Of that earlier national tally of 82, 49 patients are from Daegu or nearby and have been traced to an infected person who attended a local church, a scenario that KCDC described as a “super-spreading event.”
Kwon cautioned that at least 90 more of the approximately 1,000 other people who attended services at the Temple of the Tabernacle of the Testimony were also showing symptoms.
“We plan to test all believers of that church and have asked them to stay at home isolated from their families,” Kwon said.
South Korea’s vice health minister Kim Kang-lip said at a separate briefing in the administrative city of Sejong that the situation was “very grave.”
The cases previously reported in South Korea had mostly involved people who had travelled individually to China or come in contact with somebody who had.
Daegu authorities ordered the shutdown of all kindergartens, while schools considered postponing the beginning of the spring semester scheduled for early March.
The Defence Ministry banned troops stationed in Daegu from leaving their barracks and receiving guests. The U.S. military imposed similar restrictions on its army base in the city, which houses thousands of troops, family members, and civilian employees, curbing travel, and closing schools and child care centers.
Local media footage showed the few people on Daegu’s usually bustling downtown streets wore face masks and kept far apart.
Topics such as “Daegu lockdown” and “Daegu church” were among the top searches on major South Korean portal Naver as debate heated up online about whether the city should be sealed off from the rest of the country. A KCDC official told Reuters the government was not yet considering that measure.

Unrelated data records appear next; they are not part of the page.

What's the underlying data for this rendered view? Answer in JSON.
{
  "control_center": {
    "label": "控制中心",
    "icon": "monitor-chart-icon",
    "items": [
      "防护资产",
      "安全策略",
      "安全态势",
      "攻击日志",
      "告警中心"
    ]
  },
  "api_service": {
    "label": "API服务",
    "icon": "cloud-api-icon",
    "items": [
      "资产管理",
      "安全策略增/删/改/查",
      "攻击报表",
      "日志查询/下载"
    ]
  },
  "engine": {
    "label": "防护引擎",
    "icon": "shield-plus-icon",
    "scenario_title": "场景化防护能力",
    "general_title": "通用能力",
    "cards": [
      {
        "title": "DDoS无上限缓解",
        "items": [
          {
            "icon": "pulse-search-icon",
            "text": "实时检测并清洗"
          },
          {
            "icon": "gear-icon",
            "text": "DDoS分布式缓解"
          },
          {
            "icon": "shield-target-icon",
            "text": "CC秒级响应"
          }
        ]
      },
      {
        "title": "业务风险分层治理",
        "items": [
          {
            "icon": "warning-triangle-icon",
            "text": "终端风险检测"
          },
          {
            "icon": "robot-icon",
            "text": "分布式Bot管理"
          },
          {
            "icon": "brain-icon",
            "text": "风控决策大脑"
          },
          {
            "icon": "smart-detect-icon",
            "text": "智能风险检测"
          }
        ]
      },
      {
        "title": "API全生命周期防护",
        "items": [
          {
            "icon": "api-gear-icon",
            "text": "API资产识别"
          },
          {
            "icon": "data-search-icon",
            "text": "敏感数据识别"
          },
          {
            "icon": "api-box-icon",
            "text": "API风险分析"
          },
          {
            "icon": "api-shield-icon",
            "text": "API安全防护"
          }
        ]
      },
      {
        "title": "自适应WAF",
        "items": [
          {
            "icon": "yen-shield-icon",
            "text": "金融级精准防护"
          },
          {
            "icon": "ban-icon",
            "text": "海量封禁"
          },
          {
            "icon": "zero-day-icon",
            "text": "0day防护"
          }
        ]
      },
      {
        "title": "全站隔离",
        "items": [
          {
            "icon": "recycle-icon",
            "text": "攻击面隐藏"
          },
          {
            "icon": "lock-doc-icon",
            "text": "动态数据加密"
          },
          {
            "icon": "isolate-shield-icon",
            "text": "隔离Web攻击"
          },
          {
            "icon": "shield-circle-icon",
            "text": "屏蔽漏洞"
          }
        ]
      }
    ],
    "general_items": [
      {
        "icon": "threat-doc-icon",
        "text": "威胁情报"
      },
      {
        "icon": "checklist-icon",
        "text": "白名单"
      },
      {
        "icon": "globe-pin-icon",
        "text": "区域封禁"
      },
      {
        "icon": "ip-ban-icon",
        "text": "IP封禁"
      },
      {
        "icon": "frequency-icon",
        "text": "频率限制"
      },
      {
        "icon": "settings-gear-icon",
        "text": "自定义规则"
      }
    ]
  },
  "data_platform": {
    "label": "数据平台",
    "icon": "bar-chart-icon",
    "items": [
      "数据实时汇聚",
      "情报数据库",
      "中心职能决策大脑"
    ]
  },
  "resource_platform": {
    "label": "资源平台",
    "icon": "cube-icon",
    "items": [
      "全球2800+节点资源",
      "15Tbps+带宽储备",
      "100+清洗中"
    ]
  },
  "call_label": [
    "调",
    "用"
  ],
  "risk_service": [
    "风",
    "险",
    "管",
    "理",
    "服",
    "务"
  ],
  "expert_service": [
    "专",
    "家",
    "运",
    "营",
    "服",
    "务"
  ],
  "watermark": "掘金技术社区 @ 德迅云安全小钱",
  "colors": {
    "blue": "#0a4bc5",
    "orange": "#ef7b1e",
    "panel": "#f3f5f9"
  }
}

The church at the centre of the outbreak is a branch of the Shincheonji Church of Jesus, a religious movement founded in 1984 by South Korean Lee Man-hee, who has about 500,000 followers.
Some commentators on social media blamed the custom of churchgoers sitting on the floor close to each other during services as potentially boosting the risk of spreading the virus.
Shincheonji said on Feb. 19 it had closed its Daegu church and instructed that services elsewhere be held online or individually at home.